Aux premières heures du samedi 8 novembre 2025, Zahra Mir-Ghaffari, une femme de 43 ans originaire de Hachtroud, a été pendue à la prison centrale de Tabriz.
Arrêtée il y a environ cinq ans pour des accusations liées à la drogue, elle avait été condamnée à mort.
Une perquisition menée dans l’entrepôt de son domicile avait conduit à la découverte de quatre kilogrammes de stupéfiants.
Zahra Mir-Ghaffari était mère de deux filles, âgées de 9 et 13 ans.
Malgré l’exécution de la sentence, aucun média officiel ni organe judiciaire iranien n’a rapporté son exécution à ce jour.
Sous le régime des mollahs, les réseaux liés aux Gardiens de la révolution (IRGC), responsables du trafic massif de stupéfiants en Iran et au Moyen-Orient, distribuent ouvertement de la drogue dans les prisons pour briser la résistance des détenus.

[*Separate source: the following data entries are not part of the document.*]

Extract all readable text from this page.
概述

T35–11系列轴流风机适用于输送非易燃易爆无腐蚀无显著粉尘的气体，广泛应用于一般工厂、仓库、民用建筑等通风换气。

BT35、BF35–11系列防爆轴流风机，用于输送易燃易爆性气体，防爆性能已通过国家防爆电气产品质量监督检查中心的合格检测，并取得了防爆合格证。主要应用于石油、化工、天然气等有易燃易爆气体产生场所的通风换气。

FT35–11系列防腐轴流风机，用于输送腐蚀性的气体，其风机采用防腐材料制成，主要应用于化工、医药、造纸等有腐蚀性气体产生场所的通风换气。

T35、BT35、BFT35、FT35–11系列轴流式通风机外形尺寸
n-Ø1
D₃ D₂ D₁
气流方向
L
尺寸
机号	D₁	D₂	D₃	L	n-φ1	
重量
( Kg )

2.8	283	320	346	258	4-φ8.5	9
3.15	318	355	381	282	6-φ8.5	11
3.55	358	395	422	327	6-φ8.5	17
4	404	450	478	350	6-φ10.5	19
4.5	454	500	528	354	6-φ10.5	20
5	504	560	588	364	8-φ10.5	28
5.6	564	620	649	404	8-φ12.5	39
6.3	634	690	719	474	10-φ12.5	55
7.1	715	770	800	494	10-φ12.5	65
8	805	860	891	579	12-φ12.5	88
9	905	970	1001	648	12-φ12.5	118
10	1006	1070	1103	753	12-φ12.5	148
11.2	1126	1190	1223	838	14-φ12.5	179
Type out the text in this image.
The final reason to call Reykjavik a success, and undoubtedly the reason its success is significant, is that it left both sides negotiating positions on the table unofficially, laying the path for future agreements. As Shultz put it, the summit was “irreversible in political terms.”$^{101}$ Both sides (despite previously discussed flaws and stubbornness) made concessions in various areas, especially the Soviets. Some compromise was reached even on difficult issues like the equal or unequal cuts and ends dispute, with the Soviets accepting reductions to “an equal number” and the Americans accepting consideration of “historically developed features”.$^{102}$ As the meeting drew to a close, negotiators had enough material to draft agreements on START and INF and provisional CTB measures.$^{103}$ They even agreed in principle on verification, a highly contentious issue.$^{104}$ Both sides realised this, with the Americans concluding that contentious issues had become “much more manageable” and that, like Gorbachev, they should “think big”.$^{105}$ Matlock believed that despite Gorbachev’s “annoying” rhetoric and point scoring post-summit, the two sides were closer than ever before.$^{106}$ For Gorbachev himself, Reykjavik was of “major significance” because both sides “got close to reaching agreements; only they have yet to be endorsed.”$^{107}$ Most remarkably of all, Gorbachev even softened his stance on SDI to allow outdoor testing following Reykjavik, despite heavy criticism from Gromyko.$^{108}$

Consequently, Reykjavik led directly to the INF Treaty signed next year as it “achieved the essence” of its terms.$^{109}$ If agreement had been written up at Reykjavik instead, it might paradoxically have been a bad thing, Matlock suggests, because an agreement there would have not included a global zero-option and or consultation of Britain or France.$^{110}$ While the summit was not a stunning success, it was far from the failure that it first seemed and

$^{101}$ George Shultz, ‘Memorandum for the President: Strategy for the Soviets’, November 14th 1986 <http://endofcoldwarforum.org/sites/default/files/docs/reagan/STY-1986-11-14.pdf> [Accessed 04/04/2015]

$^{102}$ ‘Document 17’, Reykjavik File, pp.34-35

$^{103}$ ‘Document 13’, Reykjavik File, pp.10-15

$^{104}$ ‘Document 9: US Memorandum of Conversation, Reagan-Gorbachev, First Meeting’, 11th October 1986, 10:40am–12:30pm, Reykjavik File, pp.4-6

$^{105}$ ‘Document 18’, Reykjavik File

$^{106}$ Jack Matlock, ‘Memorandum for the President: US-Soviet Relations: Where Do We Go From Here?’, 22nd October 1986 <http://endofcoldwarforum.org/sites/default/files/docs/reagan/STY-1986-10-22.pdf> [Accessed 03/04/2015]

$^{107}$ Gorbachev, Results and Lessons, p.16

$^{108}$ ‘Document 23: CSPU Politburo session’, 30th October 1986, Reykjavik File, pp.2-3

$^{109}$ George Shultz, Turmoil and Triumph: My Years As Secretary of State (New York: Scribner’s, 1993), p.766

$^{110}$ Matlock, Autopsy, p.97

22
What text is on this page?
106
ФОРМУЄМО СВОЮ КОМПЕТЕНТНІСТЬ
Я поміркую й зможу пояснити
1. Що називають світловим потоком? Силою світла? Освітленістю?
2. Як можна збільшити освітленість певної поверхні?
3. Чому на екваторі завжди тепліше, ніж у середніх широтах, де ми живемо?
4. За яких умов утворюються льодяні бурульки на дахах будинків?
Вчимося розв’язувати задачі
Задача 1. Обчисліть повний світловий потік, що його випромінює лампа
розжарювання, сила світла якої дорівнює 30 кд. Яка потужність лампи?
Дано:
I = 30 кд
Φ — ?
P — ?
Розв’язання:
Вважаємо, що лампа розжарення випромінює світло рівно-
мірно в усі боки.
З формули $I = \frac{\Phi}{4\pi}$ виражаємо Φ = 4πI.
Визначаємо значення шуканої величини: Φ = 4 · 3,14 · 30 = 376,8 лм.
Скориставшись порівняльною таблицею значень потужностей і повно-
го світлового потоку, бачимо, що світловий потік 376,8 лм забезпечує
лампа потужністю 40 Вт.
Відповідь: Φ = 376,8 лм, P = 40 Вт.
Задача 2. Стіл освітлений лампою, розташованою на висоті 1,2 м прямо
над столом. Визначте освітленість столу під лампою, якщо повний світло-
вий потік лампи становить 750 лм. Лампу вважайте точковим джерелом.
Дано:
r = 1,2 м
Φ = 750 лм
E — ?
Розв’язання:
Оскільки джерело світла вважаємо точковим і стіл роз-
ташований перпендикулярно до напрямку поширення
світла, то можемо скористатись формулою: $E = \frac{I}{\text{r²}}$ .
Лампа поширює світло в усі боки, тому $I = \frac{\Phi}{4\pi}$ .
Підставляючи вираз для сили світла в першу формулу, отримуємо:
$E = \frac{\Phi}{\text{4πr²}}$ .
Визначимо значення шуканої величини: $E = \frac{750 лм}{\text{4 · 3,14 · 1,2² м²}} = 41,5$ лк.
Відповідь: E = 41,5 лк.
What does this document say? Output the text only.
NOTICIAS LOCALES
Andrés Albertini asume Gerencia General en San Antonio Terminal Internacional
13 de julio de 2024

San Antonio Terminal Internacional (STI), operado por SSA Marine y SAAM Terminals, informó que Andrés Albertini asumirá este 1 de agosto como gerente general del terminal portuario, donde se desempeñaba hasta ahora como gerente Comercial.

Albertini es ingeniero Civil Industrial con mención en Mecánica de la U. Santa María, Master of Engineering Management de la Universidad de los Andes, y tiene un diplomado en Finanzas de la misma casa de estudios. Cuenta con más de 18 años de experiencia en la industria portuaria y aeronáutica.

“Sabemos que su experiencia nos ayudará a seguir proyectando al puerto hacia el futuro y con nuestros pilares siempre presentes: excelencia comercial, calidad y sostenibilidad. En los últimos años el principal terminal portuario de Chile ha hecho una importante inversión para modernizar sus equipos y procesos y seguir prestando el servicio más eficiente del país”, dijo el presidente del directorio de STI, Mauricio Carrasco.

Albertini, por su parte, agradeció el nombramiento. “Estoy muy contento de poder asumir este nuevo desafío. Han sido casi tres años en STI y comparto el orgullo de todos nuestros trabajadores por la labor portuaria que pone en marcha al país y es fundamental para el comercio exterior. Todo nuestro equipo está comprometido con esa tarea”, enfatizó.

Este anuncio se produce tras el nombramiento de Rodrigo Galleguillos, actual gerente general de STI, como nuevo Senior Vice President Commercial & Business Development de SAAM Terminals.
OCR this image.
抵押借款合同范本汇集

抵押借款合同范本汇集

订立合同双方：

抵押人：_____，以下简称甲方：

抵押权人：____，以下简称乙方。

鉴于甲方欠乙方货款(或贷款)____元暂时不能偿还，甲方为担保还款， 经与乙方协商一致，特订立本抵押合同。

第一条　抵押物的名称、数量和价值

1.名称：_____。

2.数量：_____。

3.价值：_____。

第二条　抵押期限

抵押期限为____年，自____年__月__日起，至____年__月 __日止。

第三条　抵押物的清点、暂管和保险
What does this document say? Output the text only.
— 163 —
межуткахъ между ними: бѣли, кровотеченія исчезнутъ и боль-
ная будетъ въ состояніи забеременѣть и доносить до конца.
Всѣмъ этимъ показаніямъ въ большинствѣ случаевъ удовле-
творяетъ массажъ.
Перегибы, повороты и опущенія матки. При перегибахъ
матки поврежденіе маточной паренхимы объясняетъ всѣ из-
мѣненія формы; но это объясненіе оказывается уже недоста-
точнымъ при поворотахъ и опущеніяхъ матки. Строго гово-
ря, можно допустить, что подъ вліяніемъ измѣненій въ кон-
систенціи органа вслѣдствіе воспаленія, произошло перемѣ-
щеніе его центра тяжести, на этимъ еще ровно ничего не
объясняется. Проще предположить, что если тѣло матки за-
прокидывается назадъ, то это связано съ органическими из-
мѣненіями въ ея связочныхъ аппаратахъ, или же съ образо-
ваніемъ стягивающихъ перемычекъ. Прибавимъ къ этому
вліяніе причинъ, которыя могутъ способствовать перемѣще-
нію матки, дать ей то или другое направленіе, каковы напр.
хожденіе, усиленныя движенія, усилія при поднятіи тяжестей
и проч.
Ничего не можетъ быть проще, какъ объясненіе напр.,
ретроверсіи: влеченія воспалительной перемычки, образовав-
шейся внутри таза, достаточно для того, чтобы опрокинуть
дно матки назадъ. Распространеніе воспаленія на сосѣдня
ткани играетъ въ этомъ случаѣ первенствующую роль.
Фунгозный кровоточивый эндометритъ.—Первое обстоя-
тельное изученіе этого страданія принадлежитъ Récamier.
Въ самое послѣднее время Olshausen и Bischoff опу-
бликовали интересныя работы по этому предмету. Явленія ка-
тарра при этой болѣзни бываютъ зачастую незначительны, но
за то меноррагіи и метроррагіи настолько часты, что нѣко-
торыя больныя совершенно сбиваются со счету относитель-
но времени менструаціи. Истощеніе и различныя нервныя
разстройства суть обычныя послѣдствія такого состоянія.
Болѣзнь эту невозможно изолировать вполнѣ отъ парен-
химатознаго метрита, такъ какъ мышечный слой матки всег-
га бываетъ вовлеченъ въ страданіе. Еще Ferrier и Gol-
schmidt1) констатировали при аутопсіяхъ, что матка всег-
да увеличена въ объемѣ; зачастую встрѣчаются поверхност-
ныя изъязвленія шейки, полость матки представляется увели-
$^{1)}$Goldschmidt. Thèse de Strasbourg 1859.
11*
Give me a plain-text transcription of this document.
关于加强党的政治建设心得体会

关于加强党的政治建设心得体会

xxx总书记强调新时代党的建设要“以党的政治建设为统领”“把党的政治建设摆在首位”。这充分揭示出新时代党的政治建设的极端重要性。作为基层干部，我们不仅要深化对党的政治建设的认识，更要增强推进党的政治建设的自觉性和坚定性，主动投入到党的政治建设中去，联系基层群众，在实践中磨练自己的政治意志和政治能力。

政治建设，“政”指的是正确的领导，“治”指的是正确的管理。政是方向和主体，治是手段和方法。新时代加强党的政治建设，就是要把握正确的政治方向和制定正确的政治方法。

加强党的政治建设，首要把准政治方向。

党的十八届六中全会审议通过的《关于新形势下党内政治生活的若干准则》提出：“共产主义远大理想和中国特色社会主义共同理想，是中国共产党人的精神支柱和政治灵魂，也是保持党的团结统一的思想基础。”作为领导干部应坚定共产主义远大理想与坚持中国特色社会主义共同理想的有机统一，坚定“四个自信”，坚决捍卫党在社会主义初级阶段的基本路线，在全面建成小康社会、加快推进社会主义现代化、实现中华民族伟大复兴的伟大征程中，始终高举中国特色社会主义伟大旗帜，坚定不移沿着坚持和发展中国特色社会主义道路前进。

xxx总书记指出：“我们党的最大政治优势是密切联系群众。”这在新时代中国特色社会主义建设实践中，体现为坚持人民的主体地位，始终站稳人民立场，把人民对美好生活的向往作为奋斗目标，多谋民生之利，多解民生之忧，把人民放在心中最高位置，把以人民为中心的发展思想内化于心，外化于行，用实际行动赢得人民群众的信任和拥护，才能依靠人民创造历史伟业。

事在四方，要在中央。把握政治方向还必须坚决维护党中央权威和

Les véritables responsables de ce trafic ne sont jamais inquiétés et mènent des vies luxueuses, tandis que des femmes pauvres comme Zahra Mir-Ghaffari, poussées par la misère et le chômage, sont condamnées à mort et exécutées.
Iran : premier bourreau mondial de femmes exécutées
Avec l’exécution de Zahra Mir-Ghaffari à la prison centrale de Tabriz, le nombre de femmes exécutées en Iran depuis le début de 2025 s’élève à 49, établissant un record sans précédent. En 2024, 34 femmes avaient été exécutées dans tout le pays.
L’Iran détient le triste record du plus grand nombre de femmes exécutées dans le monde. Selon les données compilées par la Commission des Femmes du Conseil National de la Résistance iranienne (CNRI), au moins 312 femmes ont été exécutées en Iran depuis 2007.
Nombre de ces femmes exécutées par le régime iranien étaient elles-mêmes victimes de violences domestiques et de lois familiales discriminatoires. Un nombre significatif d’entre elles avaient agi en état de légitime défense.
Durant l’année du calendrier iranien 1403, au moins 38 femmes ont été exécutées en Iran, marquant une augmentation alarmante de 90 % par rapport à l’année précédente.
En 14 mois et demi depuis l’entrée en fonctions de Massoud Pezeshkian, le régime des mollahs a exécuté plus de 2 170 prisonniers.
Le régime a exécuté 285 prisonniers en octobre, dont 7 femmes.
Le silence et l’inaction face aux meurtriers du peuple iranien nourrissent le terrorisme, la répression et la guerre. Le régime des exécutions et de la terreur doit être rejeté et condamné par la communauté internationale, et son dossier de violations des droits humains doit être soumis au Conseil de sécurité des Nations unies.